NAIROBI, KENYA: Safaricom Board has appointed Michael Joseph as an interim Chief Executive Officer following the Monday death of Bob Collymore.
A statement by company secretary Kathryne Maundu said Michael Joseph will assume the position with immediate effect after a special board meeting resolved so.
Mr Joseph is currently the Chairman of Kenya Airways and previously served as the Chief Executive Officer of Safaricom.
“Mr.

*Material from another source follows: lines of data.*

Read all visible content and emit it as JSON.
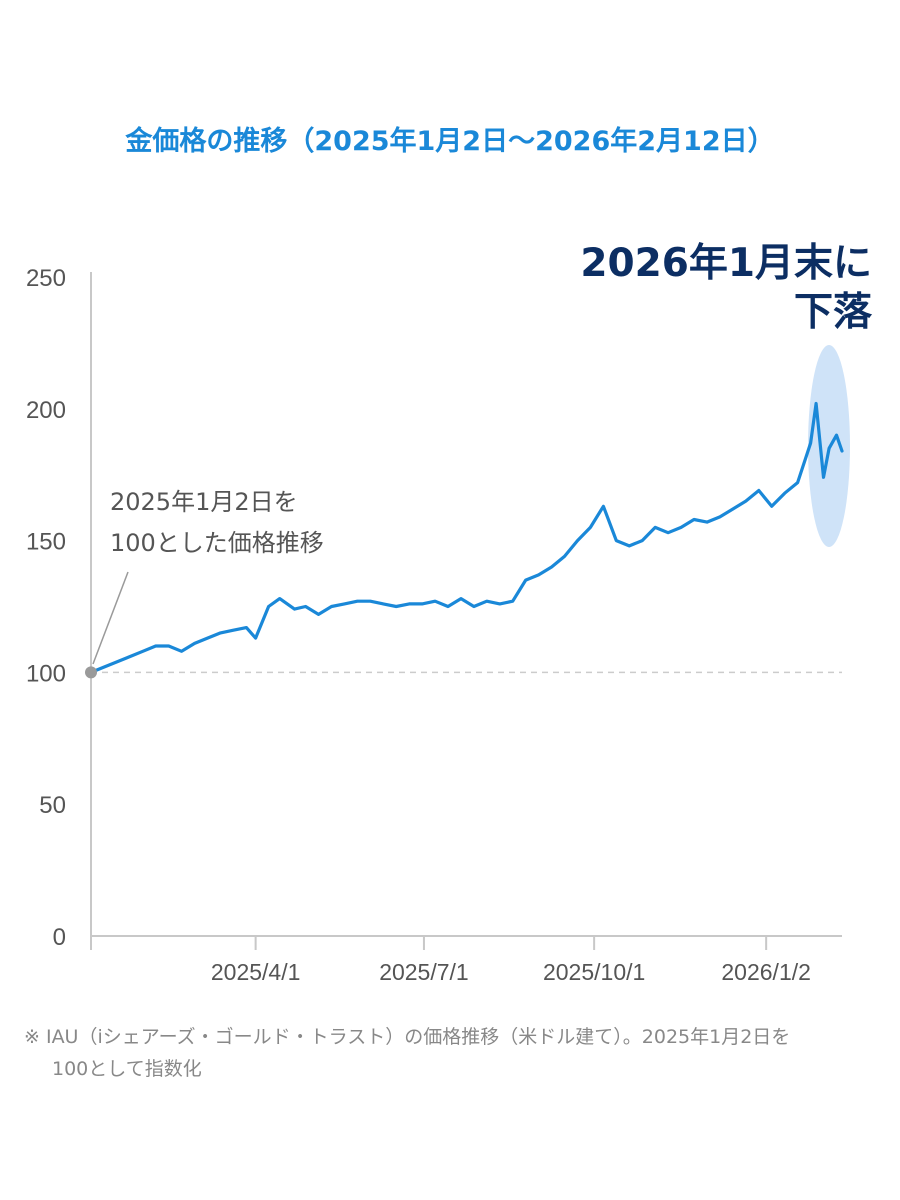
{
  "colors": {
    "accent": "#1a88d8",
    "line": "#1a88d8",
    "headline": "#0c2e63",
    "axis": "#c8c8c8",
    "baseline": "#cccccc",
    "highlight": "#cfe3f8",
    "marker": "#9a9a9a",
    "tick_text": "#555555",
    "note_text": "#888888"
  },
  "chart_data": {
    "type": "line",
    "title": "金価格の推移（2025年1月2日〜2026年2月12日）",
    "xlabel": "",
    "ylabel": "",
    "ylim": [
      0,
      250
    ],
    "yticks": [
      0,
      50,
      100,
      150,
      200,
      250
    ],
    "xlim": [
      "2025-01-02",
      "2026-02-12"
    ],
    "xticks": [
      {
        "date": "2025-04-01",
        "label": "2025/4/1"
      },
      {
        "date": "2025-07-01",
        "label": "2025/7/1"
      },
      {
        "date": "2025-10-01",
        "label": "2025/10/1"
      },
      {
        "date": "2026-01-02",
        "label": "2026/1/2"
      }
    ],
    "grid": false,
    "reference_line": {
      "y": 100,
      "style": "dashed"
    },
    "series": [
      {
        "x": [
          "2025-01-02",
          "2025-01-09",
          "2025-01-16",
          "2025-01-23",
          "2025-01-30",
          "2025-02-06",
          "2025-02-13",
          "2025-02-20",
          "2025-02-27",
          "2025-03-06",
          "2025-03-13",
          "2025-03-20",
          "2025-03-27",
          "2025-04-01",
          "2025-04-08",
          "2025-04-14",
          "2025-04-22",
          "2025-04-28",
          "2025-05-05",
          "2025-05-12",
          "2025-05-19",
          "2025-05-26",
          "2025-06-02",
          "2025-06-09",
          "2025-06-16",
          "2025-06-23",
          "2025-06-30",
          "2025-07-07",
          "2025-07-14",
          "2025-07-21",
          "2025-07-28",
          "2025-08-04",
          "2025-08-11",
          "2025-08-18",
          "2025-08-25",
          "2025-09-01",
          "2025-09-08",
          "2025-09-15",
          "2025-09-22",
          "2025-09-29",
          "2025-10-06",
          "2025-10-13",
          "2025-10-20",
          "2025-10-27",
          "2025-11-03",
          "2025-11-10",
          "2025-11-17",
          "2025-11-24",
          "2025-12-01",
          "2025-12-08",
          "2025-12-15",
          "2025-12-22",
          "2025-12-29",
          "2026-01-05",
          "2026-01-12",
          "2026-01-19",
          "2026-01-26",
          "2026-01-29",
          "2026-02-02",
          "2026-02-05",
          "2026-02-09",
          "2026-02-12"
        ],
        "values": [
          100,
          102,
          104,
          106,
          108,
          110,
          110,
          108,
          111,
          113,
          115,
          116,
          117,
          113,
          125,
          128,
          124,
          125,
          122,
          125,
          126,
          127,
          127,
          126,
          125,
          126,
          126,
          127,
          125,
          128,
          125,
          127,
          126,
          127,
          135,
          137,
          140,
          144,
          150,
          155,
          163,
          150,
          148,
          150,
          155,
          153,
          155,
          158,
          157,
          159,
          162,
          165,
          169,
          163,
          168,
          172,
          187,
          202,
          174,
          185,
          190,
          184
        ]
      }
    ],
    "annotations": [
      {
        "date": "2025-01-02",
        "value": 100,
        "text": [
          "2025年1月2日を",
          "100とした価格推移"
        ]
      },
      {
        "date_range": [
          "2026-01-20",
          "2026-02-12"
        ],
        "text": [
          "2026年1月末に",
          "下落"
        ]
      }
    ]
  },
  "footnote": {
    "line1": "※ IAU（iシェアーズ・ゴールド・トラスト）の価格推移（米ドル建て）。2025年1月2日を",
    "line2": "100として指数化"
  }
}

Joseph will hold this position until the Board communicates in due course on a permanent appointment,” said Maundu.
Bob Collymore, 61, died on Monday at his Nairobi home following a battle with cancer of the blood.
Mr Collymore, who took the top job with the Kenyan company in 2010, oversaw an increase of nearly 500 per cent in its share value thanks to the popular mobile money transfer service M-Pesa and a growing customer base.
He had agreed in May to serve another year in the role after the government, which owns 35 per cent of the company, insisted that a local be picked to succeed him, complicating the hiring process.
Mr Joseph revealed in an interview with KTN lifestyle that together with five of his colleagues seconded by Vodafone started Safaricom in 2000 building up the company at an apartment in Norfolk Towers.
They took over the assets from Telkom Kenya which included 11 base stations in Nairobi. At the time he was starting the company people registered many complaints about its services.
“We did not know that Safaricom would grow to what it is at the moment, making billions of shillings in profit and changing lives through products such as the M-pesa,” he said.
“It has not been a smooth ride for Safaricom,” he said.
“Because when we started we had no data about Kenyans, what we had was a business plan developed by Vodafone guys saying that we might or might not be successful in five years’ time giving us a projection of four or five hundred thousand customers within that period and plan also said chances of failure was also high.”
He recalled the biggest challenge in setting up Safaricom at that time was lack of data documenting economic trends in Kenya, basically how much people earned and the spending culture.
In 2016, Mr Joseph was appointed the Chairman of Kenya Airways at a time when the national carrier was and is still experiencing financial challenges.
“There will be a private interment process on Tuesday for the late Bob Collymore but later on in the week, hopefully, Thursday or Friday, there will be a memorial service for all those who knew and cared for Mr Collymore,” Board Chairman Nicholas Nganga said on Monday.